Which Workers Are Most Disengaged?

Women experienced a greater decline in engagement than men in 2022, with women reporting feeling less cared about at work and less likely to have someone to encourage their development.

Younger workers, those under age 35, saw a bigger drop in engagement than workers ages 35 or older. Younger workers were more likely than older employees to have experienced declines in:

  • Feeling cared about.
  • Having someone who encourages their development.
  • Opportunities to learn and grow.
  • Their opinions counting.
  • Having a best friend at work.

When assessing job types, engagement levels decreased the most among individual contributors and project managers. These groups also showed the greatest rise in the percentage of workers who were actively disengaged.
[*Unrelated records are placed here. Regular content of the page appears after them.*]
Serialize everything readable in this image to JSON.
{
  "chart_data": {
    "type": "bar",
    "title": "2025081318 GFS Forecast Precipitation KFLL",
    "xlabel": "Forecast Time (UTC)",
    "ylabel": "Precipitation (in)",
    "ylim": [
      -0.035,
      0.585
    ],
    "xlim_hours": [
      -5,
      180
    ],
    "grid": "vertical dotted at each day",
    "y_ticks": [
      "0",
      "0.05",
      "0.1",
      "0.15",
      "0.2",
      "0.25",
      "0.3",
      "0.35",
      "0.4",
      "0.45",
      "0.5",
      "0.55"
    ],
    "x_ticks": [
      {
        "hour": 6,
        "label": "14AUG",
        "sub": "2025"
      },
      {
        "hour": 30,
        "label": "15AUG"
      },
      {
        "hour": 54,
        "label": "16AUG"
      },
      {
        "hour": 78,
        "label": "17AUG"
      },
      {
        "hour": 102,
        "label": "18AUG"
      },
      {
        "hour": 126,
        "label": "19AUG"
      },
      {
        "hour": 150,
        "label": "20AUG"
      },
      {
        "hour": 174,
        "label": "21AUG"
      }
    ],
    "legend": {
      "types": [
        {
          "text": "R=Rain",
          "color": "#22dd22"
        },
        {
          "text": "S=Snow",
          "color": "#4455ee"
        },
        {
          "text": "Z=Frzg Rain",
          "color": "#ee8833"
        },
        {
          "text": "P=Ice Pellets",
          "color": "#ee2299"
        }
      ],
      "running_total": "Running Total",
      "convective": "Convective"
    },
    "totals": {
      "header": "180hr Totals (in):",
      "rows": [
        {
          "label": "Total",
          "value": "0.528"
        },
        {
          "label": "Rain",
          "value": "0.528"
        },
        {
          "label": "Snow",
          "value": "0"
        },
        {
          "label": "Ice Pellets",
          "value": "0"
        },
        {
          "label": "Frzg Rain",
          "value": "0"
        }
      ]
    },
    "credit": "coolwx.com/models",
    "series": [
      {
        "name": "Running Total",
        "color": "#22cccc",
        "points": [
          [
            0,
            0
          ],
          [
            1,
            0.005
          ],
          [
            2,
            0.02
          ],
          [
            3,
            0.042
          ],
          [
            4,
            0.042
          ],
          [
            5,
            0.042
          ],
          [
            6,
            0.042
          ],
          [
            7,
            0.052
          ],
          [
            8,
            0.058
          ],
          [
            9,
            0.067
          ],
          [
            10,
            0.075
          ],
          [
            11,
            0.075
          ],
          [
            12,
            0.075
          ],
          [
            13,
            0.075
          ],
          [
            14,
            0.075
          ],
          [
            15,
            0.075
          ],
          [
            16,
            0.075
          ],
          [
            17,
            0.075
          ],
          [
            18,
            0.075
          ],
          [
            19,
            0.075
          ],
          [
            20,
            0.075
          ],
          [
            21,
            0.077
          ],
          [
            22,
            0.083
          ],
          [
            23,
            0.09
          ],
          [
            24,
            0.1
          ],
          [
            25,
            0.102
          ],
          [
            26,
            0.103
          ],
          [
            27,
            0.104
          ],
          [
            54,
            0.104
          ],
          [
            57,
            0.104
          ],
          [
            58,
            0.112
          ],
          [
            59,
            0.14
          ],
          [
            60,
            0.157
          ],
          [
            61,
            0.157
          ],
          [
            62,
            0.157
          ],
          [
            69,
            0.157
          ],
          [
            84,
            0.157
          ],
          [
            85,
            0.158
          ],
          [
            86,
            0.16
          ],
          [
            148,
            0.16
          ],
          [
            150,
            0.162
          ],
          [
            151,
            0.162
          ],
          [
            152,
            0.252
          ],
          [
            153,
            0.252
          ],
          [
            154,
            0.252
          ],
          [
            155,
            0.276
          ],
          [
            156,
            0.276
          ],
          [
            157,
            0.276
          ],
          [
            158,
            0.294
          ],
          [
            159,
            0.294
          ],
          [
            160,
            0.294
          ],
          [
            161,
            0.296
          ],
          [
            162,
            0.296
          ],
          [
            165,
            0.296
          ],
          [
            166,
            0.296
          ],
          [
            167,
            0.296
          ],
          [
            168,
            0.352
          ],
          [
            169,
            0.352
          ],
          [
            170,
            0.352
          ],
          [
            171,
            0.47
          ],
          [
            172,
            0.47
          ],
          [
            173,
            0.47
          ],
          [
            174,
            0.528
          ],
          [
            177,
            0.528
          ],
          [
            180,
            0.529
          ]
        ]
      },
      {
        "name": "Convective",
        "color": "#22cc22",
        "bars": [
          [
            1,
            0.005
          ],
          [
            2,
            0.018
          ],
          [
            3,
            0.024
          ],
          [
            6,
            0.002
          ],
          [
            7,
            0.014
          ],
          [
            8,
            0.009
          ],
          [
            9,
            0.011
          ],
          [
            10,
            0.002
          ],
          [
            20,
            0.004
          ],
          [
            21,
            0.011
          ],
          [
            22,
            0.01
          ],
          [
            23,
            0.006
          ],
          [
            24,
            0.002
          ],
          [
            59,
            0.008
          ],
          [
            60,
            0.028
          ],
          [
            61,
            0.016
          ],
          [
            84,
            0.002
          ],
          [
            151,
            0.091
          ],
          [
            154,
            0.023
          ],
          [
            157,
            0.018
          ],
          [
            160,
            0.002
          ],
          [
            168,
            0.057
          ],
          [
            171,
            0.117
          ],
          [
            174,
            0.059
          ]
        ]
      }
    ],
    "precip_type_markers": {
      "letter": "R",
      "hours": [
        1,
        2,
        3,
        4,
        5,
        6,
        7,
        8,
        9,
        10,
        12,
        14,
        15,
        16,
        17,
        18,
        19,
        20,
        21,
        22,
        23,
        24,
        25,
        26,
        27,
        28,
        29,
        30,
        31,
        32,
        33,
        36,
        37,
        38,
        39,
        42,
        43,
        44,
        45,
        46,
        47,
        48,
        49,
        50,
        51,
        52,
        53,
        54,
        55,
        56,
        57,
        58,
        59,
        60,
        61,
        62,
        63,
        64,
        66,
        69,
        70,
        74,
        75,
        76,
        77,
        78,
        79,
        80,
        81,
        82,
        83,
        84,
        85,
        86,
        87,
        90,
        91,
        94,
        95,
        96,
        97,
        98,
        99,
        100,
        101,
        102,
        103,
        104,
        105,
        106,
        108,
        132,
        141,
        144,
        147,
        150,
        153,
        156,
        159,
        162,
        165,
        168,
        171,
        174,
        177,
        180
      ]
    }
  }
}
"Remote-ready onsite workers," or people who could do their job from home but are working at the office, also showed large declines in engagement, while fully remote employees saw an increase in "quiet quitting," which Gallup defined as "not being engaged in work or the workplace but not actively disengaged.

Employees across different categories—onsite, hybrid and fully remote—all experienced declines in feeling connected to the mission or purpose of their organizations, according to the report.

McDonald, author of Strategic Jaywalking: The Secret Sauce to Life & Leadership Excellence (Jaywalking Communications, 2022), explained that companies must carefully consider their policies involving remote work, hybrid schedules and onsite work.

"More and more employers want people back in the office while the younger generation of workers desire the flexibility," he said. "If a company doesn't define their work structure clearly and have employees that will adhere to it, there will always be that disengagement. One side feels the other doesn't 'get' them or trust them. And trust is at the center of a good working relationship."

Tips for Increasing Employee Engagement

McDonald believes a lack of trust among an organization's leaders and workers has contributed to the rise in employee disengagement.

"Today's employees need to be heard," he said. "They need to feel as if their leaders care about them, not just as an employee but as a person. Leaders must engage regularly and show interest in what they do, not to mention be crystal clear in what the employee contributions mean to the company."

Regarding employee engagement, the Gallup report surmised that:

  • Leadership is not clearly communicating the company's cultural values and strategy in the new world of work.
  • Young workers may be more vultnerable to lower engagement due to poor expectation-setting in a remote environment.
  • Managers are not being in touch with ongoing work/life challenges.

The report also offered ways employers and people managers can enhance employee engagement:

  • Ask for feedback.
  • Leverage the feedback into tangible change.
  • Focus on clarifying expectations.
  • Share and celebrate positive results among employees.

McDonald said leaders should consider incorporating an element of fun into the workday, such as a game or event that disrupts the monotony of work.

"Happy people are more productive, so create a team-building exercise that puts everyone in a good mood," he said. "The other important thing is to engage with your workforce regularly. They should know how much you care. They should feel comfortable talking with you about challenges in and out of work. They should also feel appreciated."